Epidemiologic background and long-term course of disease in human immunodeficiency virus type 1-infected blood donors identified before routine laboratory screening. Transfusion Safety Study Group
- PMID: 7940656
- DOI: 10.1046/j.1537-2995.1994.341095026970.x
Epidemiologic background and long-term course of disease in human immunodeficiency virus type 1-infected blood donors identified before routine laboratory screening. Transfusion Safety Study Group
Abstract
Background: The long-term course of human immunodeficiency virus type 1 (HIV-1)-related disease among seropositive blood donors has not been described. The enrollment and epidemiologic background of HIV-1-infected donors in the Transfusion Safety Study and their immunologic and clinical progression are described.
Study design and methods: Through the testing of approximately 200,000 sera from donations made in late 1984 and early 1985, 146 anti-HIV-1-positive donors and 151 uninfected matched donors were enrolled. These two cohorts were followed with 6-month interval histories and laboratory testing.

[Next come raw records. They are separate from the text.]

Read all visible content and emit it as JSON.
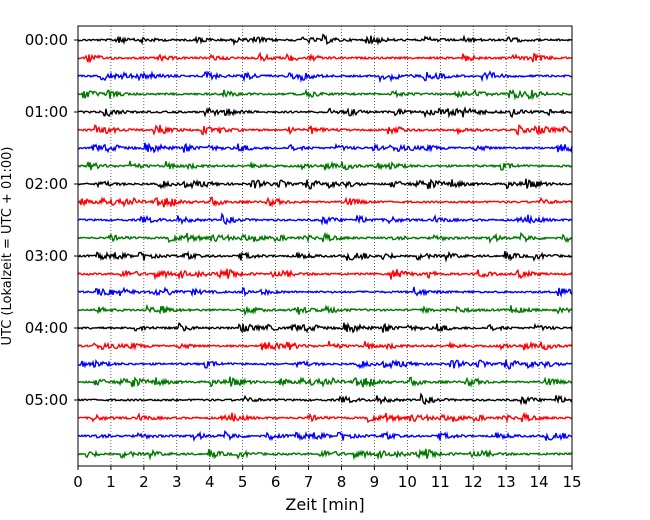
{
  "chart_data": {
    "type": "line",
    "title": "",
    "xlabel": "Zeit  [min]",
    "ylabel": "UTC (Lokalzeit = UTC + 01:00)",
    "xlim": [
      0,
      15
    ],
    "x_ticks": [
      "0",
      "1",
      "2",
      "3",
      "4",
      "5",
      "6",
      "7",
      "8",
      "9",
      "10",
      "11",
      "12",
      "13",
      "14",
      "15"
    ],
    "y_ticks": [
      "00:00",
      "01:00",
      "02:00",
      "03:00",
      "04:00",
      "05:00"
    ],
    "trace_interval_min": 15,
    "trace_count": 24,
    "trace_colors": [
      "#000000",
      "#ff0000",
      "#0000ff",
      "#007700"
    ],
    "grid": "vertical dotted lines at each minute",
    "legend": "none"
  }
}
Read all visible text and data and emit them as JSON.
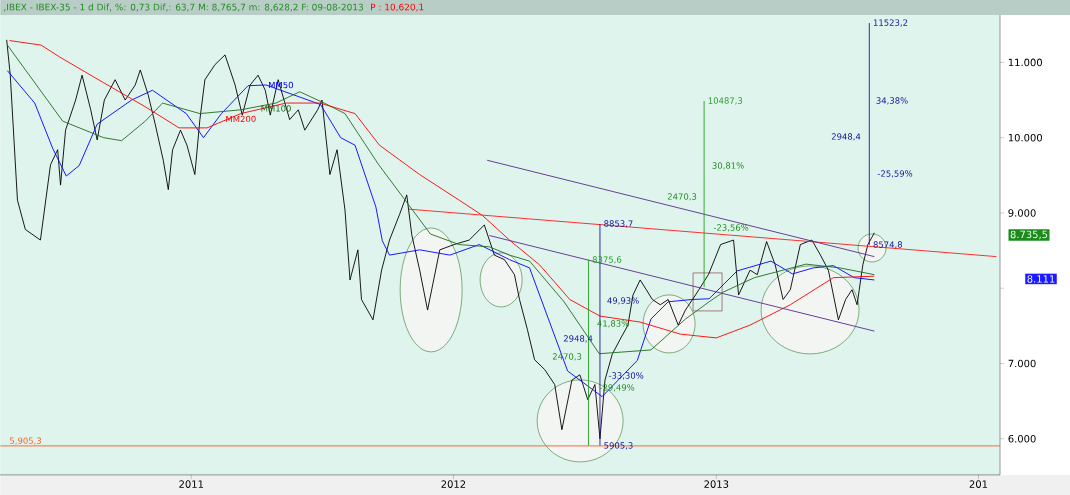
{
  "chart_data": {
    "type": "line",
    "title": ",IBEX - IBEX-35 -  1 d Dif, %: 0,73 Dif,: 63,7 M: 8,765,7 m: 8,628,2 F: 09-08-2013",
    "subtitle": "P : 10,620,1",
    "xlim": [
      "2010-04-10",
      "2014-01-31"
    ],
    "xticks": [
      {
        "value": "2011-01-01",
        "label": "2011"
      },
      {
        "value": "2012-01-01",
        "label": "2012"
      },
      {
        "value": "2013-01-01",
        "label": "2013"
      },
      {
        "value": "2014-01-01",
        "label": "201"
      }
    ],
    "ylim": [
      5520,
      11630
    ],
    "yticks": [
      {
        "value": 6000,
        "label": "6.000"
      },
      {
        "value": 7000,
        "label": "7.000"
      },
      {
        "value": 8000,
        "label": null
      },
      {
        "value": 9000,
        "label": "9.000"
      },
      {
        "value": 10000,
        "label": "10.000"
      },
      {
        "value": 11000,
        "label": "11.000"
      }
    ],
    "series": [
      {
        "color": "#000000",
        "x": [
          "2010-04-19",
          "2010-04-24",
          "2010-05-04",
          "2010-05-15",
          "2010-06-05",
          "2010-06-19",
          "2010-06-29",
          "2010-07-03",
          "2010-07-10",
          "2010-07-24",
          "2010-08-02",
          "2010-08-14",
          "2010-08-23",
          "2010-09-02",
          "2010-09-17",
          "2010-10-01",
          "2010-10-15",
          "2010-10-22",
          "2010-11-02",
          "2010-11-12",
          "2010-11-23",
          "2010-11-30",
          "2010-12-06",
          "2010-12-17",
          "2010-12-26",
          "2011-01-06",
          "2011-01-13",
          "2011-01-20",
          "2011-02-03",
          "2011-02-17",
          "2011-03-03",
          "2011-03-13",
          "2011-03-24",
          "2011-04-04",
          "2011-04-14",
          "2011-04-21",
          "2011-05-02",
          "2011-05-18",
          "2011-05-30",
          "2011-06-08",
          "2011-06-26",
          "2011-07-02",
          "2011-07-13",
          "2011-07-23",
          "2011-08-03",
          "2011-08-10",
          "2011-08-21",
          "2011-08-26",
          "2011-09-11",
          "2011-09-23",
          "2011-10-04",
          "2011-10-18",
          "2011-10-28",
          "2011-11-04",
          "2011-11-15",
          "2011-11-26",
          "2011-12-13",
          "2012-01-02",
          "2012-01-23",
          "2012-02-13",
          "2012-02-27",
          "2012-03-12",
          "2012-03-26",
          "2012-04-02",
          "2012-04-13",
          "2012-04-23",
          "2012-05-07",
          "2012-05-21",
          "2012-05-31",
          "2012-06-14",
          "2012-06-25",
          "2012-07-06",
          "2012-07-16",
          "2012-07-23",
          "2012-07-30",
          "2012-08-09",
          "2012-08-20",
          "2012-08-31",
          "2012-09-07",
          "2012-09-17",
          "2012-10-04",
          "2012-10-15",
          "2012-10-26",
          "2012-11-09",
          "2012-11-19",
          "2012-12-03",
          "2012-12-21",
          "2013-01-07",
          "2013-01-25",
          "2013-02-01",
          "2013-02-17",
          "2013-02-27",
          "2013-03-12",
          "2013-03-24",
          "2013-04-04",
          "2013-04-14",
          "2013-04-28",
          "2013-05-14",
          "2013-05-26",
          "2013-06-06",
          "2013-06-20",
          "2013-06-30",
          "2013-07-09",
          "2013-07-16",
          "2013-07-24",
          "2013-07-31",
          "2013-08-09"
        ],
        "values": [
          11300,
          10830,
          9170,
          8780,
          8640,
          9640,
          9840,
          9370,
          10100,
          10500,
          10830,
          10370,
          9970,
          10500,
          10770,
          10500,
          10700,
          10900,
          10570,
          10170,
          9700,
          9310,
          9840,
          10100,
          9900,
          9510,
          10240,
          10770,
          10970,
          11100,
          10700,
          10300,
          10700,
          10830,
          10630,
          10300,
          10770,
          10240,
          10370,
          10100,
          10370,
          10500,
          9510,
          9840,
          9040,
          8110,
          8510,
          7850,
          7580,
          8240,
          8640,
          8980,
          9240,
          8710,
          8240,
          7710,
          8510,
          8580,
          8640,
          8840,
          8440,
          8380,
          8180,
          7850,
          7450,
          7050,
          6920,
          6720,
          6120,
          6780,
          6850,
          6520,
          6720,
          6000,
          6780,
          7120,
          7320,
          7510,
          7910,
          8110,
          7850,
          7780,
          7850,
          7510,
          7710,
          7910,
          8180,
          8580,
          8640,
          7910,
          8240,
          8180,
          8620,
          8310,
          7850,
          7980,
          8580,
          8640,
          8440,
          8240,
          7580,
          7850,
          7980,
          7780,
          8310,
          8580,
          8735.5
        ]
      },
      {
        "name": "MM50",
        "color": "#0000ff",
        "x": [
          "2010-04-20",
          "2010-05-28",
          "2010-06-22",
          "2010-07-11",
          "2010-07-29",
          "2010-08-23",
          "2010-10-10",
          "2010-11-08",
          "2010-12-25",
          "2011-01-18",
          "2011-02-12",
          "2011-03-21",
          "2011-04-15",
          "2011-06-01",
          "2011-06-30",
          "2011-07-28",
          "2011-08-17",
          "2011-09-15",
          "2011-09-24",
          "2011-10-04",
          "2011-11-15",
          "2011-12-27",
          "2012-02-06",
          "2012-03-19",
          "2012-04-16",
          "2012-06-08",
          "2012-07-26",
          "2012-09-13",
          "2012-10-02",
          "2012-10-26",
          "2012-11-28",
          "2012-12-22",
          "2013-01-30",
          "2013-03-18",
          "2013-04-17",
          "2013-05-16",
          "2013-06-13",
          "2013-07-12",
          "2013-08-09"
        ],
        "values": [
          10890,
          10460,
          9860,
          9490,
          9630,
          10180,
          10500,
          10630,
          10320,
          10000,
          10320,
          10690,
          10700,
          10540,
          10440,
          10000,
          9900,
          9080,
          8630,
          8440,
          8510,
          8440,
          8580,
          8380,
          8270,
          6900,
          6560,
          7040,
          7590,
          7820,
          7850,
          7860,
          8230,
          8360,
          8190,
          8270,
          8300,
          8140,
          8110
        ]
      },
      {
        "name": "MM100",
        "color": "#1f6b1f",
        "x": [
          "2010-04-20",
          "2010-07-06",
          "2010-09-01",
          "2010-09-26",
          "2010-10-29",
          "2010-11-22",
          "2011-01-13",
          "2011-03-11",
          "2011-04-29",
          "2011-06-01",
          "2011-07-05",
          "2011-08-03",
          "2011-09-19",
          "2011-11-30",
          "2012-01-09",
          "2012-02-20",
          "2012-03-19",
          "2012-04-16",
          "2012-06-03",
          "2012-07-22",
          "2012-10-02",
          "2012-11-19",
          "2012-12-22",
          "2013-01-11",
          "2013-02-23",
          "2013-05-06",
          "2013-06-22",
          "2013-08-09"
        ],
        "values": [
          11230,
          10220,
          10000,
          9960,
          10220,
          10460,
          10320,
          10370,
          10460,
          10610,
          10460,
          10320,
          9640,
          8720,
          8580,
          8550,
          8440,
          8360,
          7820,
          7130,
          7180,
          7590,
          7820,
          7950,
          8140,
          8320,
          8270,
          8180
        ]
      },
      {
        "name": "MM200",
        "color": "#ff0000",
        "x": [
          "2010-04-23",
          "2010-06-06",
          "2010-07-02",
          "2010-09-01",
          "2010-10-29",
          "2010-12-15",
          "2011-01-23",
          "2011-03-11",
          "2011-05-13",
          "2011-06-29",
          "2011-08-17",
          "2011-09-20",
          "2011-11-15",
          "2012-01-09",
          "2012-02-10",
          "2012-03-19",
          "2012-04-30",
          "2012-06-11",
          "2012-07-23",
          "2012-09-17",
          "2012-11-12",
          "2013-01-01",
          "2013-02-17",
          "2013-04-14",
          "2013-06-13",
          "2013-08-09"
        ],
        "values": [
          11290,
          11230,
          11070,
          10730,
          10410,
          10130,
          10130,
          10320,
          10460,
          10460,
          10320,
          9900,
          9510,
          9170,
          8970,
          8640,
          8310,
          7850,
          7630,
          7550,
          7390,
          7340,
          7510,
          7780,
          8140,
          8160
        ]
      },
      {
        "color": "#ff1a1a",
        "x": [
          "2011-10-31",
          "2014-01-26"
        ],
        "values": [
          9050,
          8420
        ]
      },
      {
        "color": "#5a2a8c",
        "x": [
          "2012-02-17",
          "2013-08-09"
        ],
        "values": [
          9700,
          8420
        ]
      },
      {
        "color": "#5a2a8c",
        "x": [
          "2012-02-20",
          "2013-08-09"
        ],
        "values": [
          8700,
          7430
        ]
      },
      {
        "color": "#22a022",
        "x": [
          "2012-12-15",
          "2012-12-15"
        ],
        "values": [
          8017,
          10487.3
        ]
      },
      {
        "color": "#1a1a99",
        "x": [
          "2013-08-02",
          "2013-08-02"
        ],
        "values": [
          8574.8,
          11523.2
        ]
      },
      {
        "color": "#1a1a99",
        "x": [
          "2012-07-23",
          "2012-07-23"
        ],
        "values": [
          5905.3,
          8853.7
        ]
      },
      {
        "color": "#22a022",
        "x": [
          "2012-07-07",
          "2012-07-07"
        ],
        "values": [
          5905.3,
          8375.6
        ]
      }
    ],
    "ref_lines": [
      {
        "axis": "y",
        "value": 5905.3,
        "label": "5,905,3",
        "color": "#ff5a1f"
      }
    ],
    "annotations": [
      {
        "text": "10487,3",
        "x": "2012-12-15",
        "y": 10487.3
      },
      {
        "text": "11523,2",
        "x": "2013-08-02",
        "y": 11523.2
      },
      {
        "text": "8574,8",
        "x": "2013-08-02",
        "y": 8574.8
      },
      {
        "text": "8853,7",
        "x": "2012-07-23",
        "y": 8853.7
      },
      {
        "text": "5905,3",
        "x": "2012-07-23",
        "y": 5905.3
      },
      {
        "text": "8375,6",
        "x": "2012-07-07",
        "y": 8375.6
      },
      "30,81%",
      "2470,3",
      "-23,56%",
      "34,38%",
      "2948,4",
      "-25,59%",
      "49,93%",
      "2948,4",
      "-33,30%",
      "41,83%",
      "2470,3",
      "-29,49%",
      "8.735,5",
      "8.111"
    ]
  }
}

Results: Seropositive donors detected before the institution of routine anti-HIV-1 screening disproportionately were first-time donors and men with exclusively male sexual contacts. The actuarial probability of a person's developing AIDS within 7 years after donation was 40 percent; the probability of a person's dying of AIDS was 28 percent. AIDS developed more often when the donor was p24 antigen-positive at donation. Over a 3-year period, significant decreases occurred in CD4+, CD2+CD26+, CD4+CD29+, and CD20+CD21+ counts, but not in CD8+ subsets, CD20+, or CD14+.
Conclusion: The high proportions of first-time donations and exclusively homosexual men among seropositive donors suggest that test-seeking may have contributed to the high HIV-1 prevalence in the repository. Implementation of alternative test sites when routine donor screening began in 1985 may have averted many high-risk donations. The disease course in HIV-1-infected donors had the same wide spectrum of immunologic and clinical manifestations as were reported for other cohorts.